Boston, Mass. - Thanks to continued innovations silicon-based power electronics is expected to maintain the lion’s share of the global $20 billion market, according to Lux Research. Advances in circuits, controls and packaging will allow silicon to hold on to its 87 percent market while relegating wide-bandgap (WBG) materials to a much smaller share, according to the new research.
The report, “Sorting Through the Maze of Silicon Innovations in Power Electronics,” finds that these innovations will slow adoption of WBG materials in many applications, particularly in the near term because of silicon's high availability and volumes.
“Circuit design innovation will have its biggest impact on space and efficiency improvements in IT and consumer electronics, while control method innovation impacts size reduction across all applications,” said Tiffany Huang, Lux Research Associate and lead author of the report, in a statement. “Innovations in module packing can not only reduce size, but increase the efficiency to be on par with current WBG innovations in transportation markets.”
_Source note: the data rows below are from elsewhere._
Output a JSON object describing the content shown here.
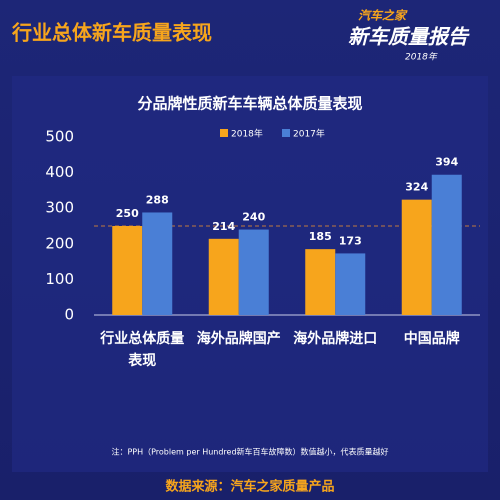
{
  "header": {
    "title": "行业总体新车质量表现",
    "logo": {
      "brand": "汽车之家",
      "name": "新车质量报告",
      "year": "2018年"
    }
  },
  "chart_data": {
    "type": "bar",
    "title": "分品牌性质新车车辆总体质量表现",
    "categories": [
      "行业总体质量表现",
      "海外品牌国产",
      "海外品牌进口",
      "中国品牌"
    ],
    "series": [
      {
        "name": "2018年",
        "color": "#f7a51c",
        "values": [
          250,
          214,
          185,
          324
        ]
      },
      {
        "name": "2017年",
        "color": "#4a7fd6",
        "values": [
          288,
          240,
          173,
          394
        ]
      }
    ],
    "ylim": [
      0,
      500
    ],
    "yticks": [
      0,
      100,
      200,
      300,
      400,
      500
    ],
    "reference_line": 250,
    "legend": "top"
  },
  "footnote": "注：PPH（Problem per Hundred新车百车故障数）数值越小，代表质量越好",
  "source": "数据来源：汽车之家质量产品"
}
In a previous report, Lux Research reports that power electronics based on new gallium nitride (GaN) and silicon carbide (SiC) technologies have the potential to significantly improve efficiency but because these materials are higher cost, companies need market-specific strategies to succeed in driving adoption.
The review by Lux analysts finds that TI, Maxim, and Qualcomm are ranked the highest in circuit design based on their partnerships and customers in multiple market segments. Start-up companies ranked as “high-potential” include Ineda, Arctic Sand, Ambiq Micro, Brusa and Alpitronic.
ABB, Dialog, Omron lead in control methods thanks to efficient products and partnerships. Start-up companies ranked as “high-potential” include Varentec, FINsix, Gridco and Cirasys.
In the area of module packaging, Bosch and Schneider Electric take the lead thanks to their strengths in automotive and industrial markets, respectively. The review also indicates that AT&S’ “novel” energy-efficient packaging methods lacks adoption in the market, and AgileSwitch’s digital gate driver success is limited to the United States.